WHAT’S BROKEN IN THE STANDARDIZATION OF COMMERCIAL CARDS
According to Leavitt, one of the things that creates friction in the commercial card acceptance arena is the continued use of single-use and ghost card products among large buyer-supplier relationships. Today, in order to use these products, suppliers must use login credentials issued to them by each financial institution that issues cards to the supplier’s customer, and then hunt down card data for each transaction and then manually process the payment through whatever acquiring system they use to process transactions. Virtual cards, while adequate for smaller suppliers, are too cumbersome for companies receiving a high velocity of card payments from their customers and this has created significant friction for the expansion of commercial card acceptance among larger suppliers.
“The element of standardization, or a platform that appears to standardize these transactions, is very much needed.”
Leavitt noted that most financial institutions that issue cards rightfully build into them functionality like security or other things the marketplace looks for – that can make gathering card data very cumbersome for mid-sized to large suppliers.
“There’s always this natural tension between standardization and differentiation. What we look to do is maintain the differentiation from the issuer’s perspective, but make it much simpler for the supplier,” he said.
Leavitt noted that one of the things that has helped build traction for his company’s “Boost Interceptsm”platform is the ability to transform virtual card transactions into a buyer-initiated experience for the supplier, thereby eliminating the need for the supplier to track down, store or process card data since it’s completely handled in an automated way on their behalf. Instead of receiving a call to action, suppliers simply receive a notification that the transaction has been completed on their behalf and that the funds will be deposited directly into their account. An interesting byproduct of this transaction is that the supplier no longer needs to be concerned with PCI DSS compliance for such transactions, as card data never enters into their world.
THE BUYER-SUPPLIER EQUILIBRIUM
The value proposition that buyers receive for using commercial cards and suppliers receive for accepting them is critical and always will be, said Leavitt. Currently, the marketplace is seeing an equilibrium that’s slowly evolving as a result of three primary functions: pricing, delivery of data, and automation.

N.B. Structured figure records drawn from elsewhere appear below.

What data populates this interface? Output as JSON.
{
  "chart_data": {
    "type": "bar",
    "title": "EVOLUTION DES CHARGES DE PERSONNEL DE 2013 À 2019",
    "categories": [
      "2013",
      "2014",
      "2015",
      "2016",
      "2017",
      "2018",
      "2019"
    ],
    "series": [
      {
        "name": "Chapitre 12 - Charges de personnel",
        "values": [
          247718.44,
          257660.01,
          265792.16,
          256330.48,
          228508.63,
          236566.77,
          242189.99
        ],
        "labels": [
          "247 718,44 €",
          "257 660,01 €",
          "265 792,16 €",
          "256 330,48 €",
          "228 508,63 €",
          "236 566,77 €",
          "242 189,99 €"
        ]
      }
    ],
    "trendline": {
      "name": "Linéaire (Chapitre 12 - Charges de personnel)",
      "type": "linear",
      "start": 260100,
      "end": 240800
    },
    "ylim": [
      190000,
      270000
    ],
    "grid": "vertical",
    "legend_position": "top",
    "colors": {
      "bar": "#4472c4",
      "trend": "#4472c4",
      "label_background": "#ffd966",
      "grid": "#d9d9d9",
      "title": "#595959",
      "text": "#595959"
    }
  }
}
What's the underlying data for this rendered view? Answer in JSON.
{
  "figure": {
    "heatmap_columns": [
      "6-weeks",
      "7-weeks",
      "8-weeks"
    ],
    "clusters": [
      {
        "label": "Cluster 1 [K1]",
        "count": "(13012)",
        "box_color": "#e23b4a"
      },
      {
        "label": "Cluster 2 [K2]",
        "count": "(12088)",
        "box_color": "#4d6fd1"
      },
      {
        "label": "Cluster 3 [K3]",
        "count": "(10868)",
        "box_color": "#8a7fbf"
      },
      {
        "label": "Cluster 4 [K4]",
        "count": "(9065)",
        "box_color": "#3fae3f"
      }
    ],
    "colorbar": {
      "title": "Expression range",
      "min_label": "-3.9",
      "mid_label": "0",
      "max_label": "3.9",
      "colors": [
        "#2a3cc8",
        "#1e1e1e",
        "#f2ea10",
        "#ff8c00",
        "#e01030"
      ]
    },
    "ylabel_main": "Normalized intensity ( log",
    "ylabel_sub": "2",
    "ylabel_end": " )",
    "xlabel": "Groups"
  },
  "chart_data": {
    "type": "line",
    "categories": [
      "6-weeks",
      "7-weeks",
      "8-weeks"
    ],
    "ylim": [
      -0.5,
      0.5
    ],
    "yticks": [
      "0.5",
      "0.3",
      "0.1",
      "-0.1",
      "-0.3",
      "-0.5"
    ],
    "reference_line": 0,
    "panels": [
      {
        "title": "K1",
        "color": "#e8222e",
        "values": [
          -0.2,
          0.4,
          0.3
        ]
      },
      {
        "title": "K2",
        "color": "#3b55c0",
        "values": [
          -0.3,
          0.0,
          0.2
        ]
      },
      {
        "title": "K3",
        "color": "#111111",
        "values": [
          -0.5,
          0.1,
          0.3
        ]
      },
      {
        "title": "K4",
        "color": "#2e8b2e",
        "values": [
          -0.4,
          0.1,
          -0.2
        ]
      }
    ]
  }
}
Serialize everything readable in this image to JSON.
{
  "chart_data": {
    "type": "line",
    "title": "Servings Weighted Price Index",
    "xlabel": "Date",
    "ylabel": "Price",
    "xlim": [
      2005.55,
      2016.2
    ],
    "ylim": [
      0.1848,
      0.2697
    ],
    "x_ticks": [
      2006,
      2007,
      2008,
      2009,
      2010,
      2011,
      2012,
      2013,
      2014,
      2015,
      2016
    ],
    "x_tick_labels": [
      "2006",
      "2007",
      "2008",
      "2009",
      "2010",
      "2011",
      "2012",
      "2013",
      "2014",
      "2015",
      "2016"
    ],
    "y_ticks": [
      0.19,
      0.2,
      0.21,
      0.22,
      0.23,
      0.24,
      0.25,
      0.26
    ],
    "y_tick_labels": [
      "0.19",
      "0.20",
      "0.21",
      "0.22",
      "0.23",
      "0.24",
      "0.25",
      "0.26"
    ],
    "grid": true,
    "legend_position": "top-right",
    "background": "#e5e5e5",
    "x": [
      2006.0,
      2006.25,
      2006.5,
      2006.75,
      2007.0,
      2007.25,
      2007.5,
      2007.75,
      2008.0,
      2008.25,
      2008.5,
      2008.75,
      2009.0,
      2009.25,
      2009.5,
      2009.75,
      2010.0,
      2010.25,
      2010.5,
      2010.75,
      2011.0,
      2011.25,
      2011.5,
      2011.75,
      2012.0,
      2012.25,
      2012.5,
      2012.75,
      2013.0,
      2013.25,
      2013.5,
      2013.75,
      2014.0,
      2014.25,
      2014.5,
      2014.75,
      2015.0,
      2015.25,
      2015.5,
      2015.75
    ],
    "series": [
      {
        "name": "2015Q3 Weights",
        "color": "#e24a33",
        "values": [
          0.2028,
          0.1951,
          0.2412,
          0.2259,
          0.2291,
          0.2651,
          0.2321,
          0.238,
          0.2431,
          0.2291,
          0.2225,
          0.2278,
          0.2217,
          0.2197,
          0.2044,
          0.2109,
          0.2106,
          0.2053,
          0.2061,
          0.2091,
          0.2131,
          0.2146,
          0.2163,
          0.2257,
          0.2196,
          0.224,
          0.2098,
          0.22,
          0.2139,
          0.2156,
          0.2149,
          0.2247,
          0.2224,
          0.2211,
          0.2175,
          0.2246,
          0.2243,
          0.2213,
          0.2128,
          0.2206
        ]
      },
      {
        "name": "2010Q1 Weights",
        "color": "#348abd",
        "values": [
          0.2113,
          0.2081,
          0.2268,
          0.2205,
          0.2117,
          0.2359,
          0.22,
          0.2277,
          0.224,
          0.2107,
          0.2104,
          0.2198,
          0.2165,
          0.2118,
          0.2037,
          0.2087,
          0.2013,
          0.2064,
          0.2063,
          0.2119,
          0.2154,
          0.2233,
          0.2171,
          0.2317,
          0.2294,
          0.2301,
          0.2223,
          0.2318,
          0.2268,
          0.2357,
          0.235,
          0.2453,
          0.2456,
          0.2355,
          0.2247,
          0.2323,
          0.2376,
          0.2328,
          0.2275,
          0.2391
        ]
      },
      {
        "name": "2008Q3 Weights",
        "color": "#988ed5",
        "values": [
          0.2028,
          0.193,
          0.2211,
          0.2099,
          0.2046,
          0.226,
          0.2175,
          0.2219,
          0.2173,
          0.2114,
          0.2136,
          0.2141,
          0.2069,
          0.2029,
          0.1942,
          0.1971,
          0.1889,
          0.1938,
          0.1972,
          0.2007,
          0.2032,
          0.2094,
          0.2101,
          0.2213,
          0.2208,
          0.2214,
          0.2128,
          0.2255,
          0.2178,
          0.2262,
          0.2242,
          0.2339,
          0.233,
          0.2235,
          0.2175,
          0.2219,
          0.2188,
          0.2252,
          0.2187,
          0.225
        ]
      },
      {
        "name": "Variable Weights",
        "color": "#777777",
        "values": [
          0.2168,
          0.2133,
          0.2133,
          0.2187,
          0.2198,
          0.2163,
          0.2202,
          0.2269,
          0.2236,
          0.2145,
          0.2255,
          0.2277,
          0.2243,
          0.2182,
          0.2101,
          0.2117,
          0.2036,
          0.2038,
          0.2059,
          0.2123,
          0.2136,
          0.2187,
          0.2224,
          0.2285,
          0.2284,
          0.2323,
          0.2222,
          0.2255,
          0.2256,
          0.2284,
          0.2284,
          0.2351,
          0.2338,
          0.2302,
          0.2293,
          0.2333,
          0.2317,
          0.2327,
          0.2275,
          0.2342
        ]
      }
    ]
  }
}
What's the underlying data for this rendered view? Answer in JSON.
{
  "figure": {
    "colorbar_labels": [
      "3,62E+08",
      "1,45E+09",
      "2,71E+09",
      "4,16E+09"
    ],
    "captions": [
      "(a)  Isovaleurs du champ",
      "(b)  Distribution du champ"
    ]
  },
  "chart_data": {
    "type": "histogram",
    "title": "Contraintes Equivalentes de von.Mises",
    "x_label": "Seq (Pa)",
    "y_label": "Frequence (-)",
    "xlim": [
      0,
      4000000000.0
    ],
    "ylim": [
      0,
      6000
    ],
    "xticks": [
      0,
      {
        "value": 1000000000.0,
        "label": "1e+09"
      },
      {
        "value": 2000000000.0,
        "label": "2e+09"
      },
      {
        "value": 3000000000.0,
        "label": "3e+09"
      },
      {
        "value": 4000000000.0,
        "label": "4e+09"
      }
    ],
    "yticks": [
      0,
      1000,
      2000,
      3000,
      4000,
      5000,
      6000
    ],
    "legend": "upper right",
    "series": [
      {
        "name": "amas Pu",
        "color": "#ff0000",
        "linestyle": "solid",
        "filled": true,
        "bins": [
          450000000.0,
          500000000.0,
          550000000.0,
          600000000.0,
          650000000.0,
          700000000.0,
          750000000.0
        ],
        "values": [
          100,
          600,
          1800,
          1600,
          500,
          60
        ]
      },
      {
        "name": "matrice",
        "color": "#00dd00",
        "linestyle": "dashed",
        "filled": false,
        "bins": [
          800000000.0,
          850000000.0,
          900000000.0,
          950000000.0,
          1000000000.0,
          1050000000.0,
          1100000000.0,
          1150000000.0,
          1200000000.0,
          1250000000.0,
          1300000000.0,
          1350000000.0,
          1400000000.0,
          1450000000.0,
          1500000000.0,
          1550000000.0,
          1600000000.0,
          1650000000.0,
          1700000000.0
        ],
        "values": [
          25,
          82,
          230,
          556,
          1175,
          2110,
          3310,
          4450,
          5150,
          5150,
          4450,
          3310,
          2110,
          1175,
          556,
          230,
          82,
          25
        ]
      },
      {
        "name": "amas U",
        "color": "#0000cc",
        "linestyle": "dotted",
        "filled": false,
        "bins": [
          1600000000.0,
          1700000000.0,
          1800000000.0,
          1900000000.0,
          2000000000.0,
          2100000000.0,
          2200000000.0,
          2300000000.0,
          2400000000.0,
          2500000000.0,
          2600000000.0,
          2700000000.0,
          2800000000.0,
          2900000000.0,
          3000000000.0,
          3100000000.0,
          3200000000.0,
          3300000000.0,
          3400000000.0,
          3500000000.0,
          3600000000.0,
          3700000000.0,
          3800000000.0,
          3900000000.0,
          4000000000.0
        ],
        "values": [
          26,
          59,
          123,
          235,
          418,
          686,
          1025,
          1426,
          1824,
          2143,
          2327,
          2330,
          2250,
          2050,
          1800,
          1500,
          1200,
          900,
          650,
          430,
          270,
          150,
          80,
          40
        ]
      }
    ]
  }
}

“Over the last couple of years there have been a lot of innovative changes on the pricing front. The pricing constructs are now better reflecting the relationship between that buyer and that supplier,” he said.
The delivery of data is becoming increasingly important to suppliers, with automation, both buyers and suppliers are having an easier time processing and receiving card transactions.
“Those three together are working to create that equilibrium – it’s not 100 percent there yet, but I think the movement we’ve seen towards equilibrium among all of the stakeholders in the card acceptance and payment arena has been substantial,” he added. “We’re getting very close.”
EXPANDING THE ROLE OF COMMERCIAL CARDS
Making it easier for both suppliers and buyers to facilitate a card transaction, and creating an equal value proposition on both sides, are very important in expanding the role of commercial cards, said Leavitt. However, that must be coupled with education.
“The marketplace needs to be brought up to speed as to what changes are available out there, what innovations now exist and what pain points can be resolved,” he said, adding that he feels that it’s the responsibility of companies like Boost Payment Solutions to educate suppliers on behalf of the financial institutions they serve.
“We make sure they understand what the true value proposition is to them. That’s an often-understated mission critical piece to which people don’t pay enough attention.”
IS THERE INERTIA IN B2B PAYMENTS?
While there’s been tremendous progress made over the last several years in the B2B commercial card arena, that doesn’t mean there’s not inertia, said Leavitt. There are large companies on all sides of the equation – payers paying in a certain way for years, suppliers having been paid a certain way for years, and FIs with their own “variations of rigidity” when it comes to systems, products and programs they bring to market. That makes for some inertia, he said, but things are starting to change.
“We’re beginning to see an increase in flexibility, innovation and a realization by all players in the ecosystem that a business-to-business payment is very different from a consumer-based payment,” he said. That realization, he added, was evident in many of these players’ actions.
“I think we’ll see massive changes over the next couple of years, which will get us closer to that goal of true equilibrium between a buyer and a supplier.”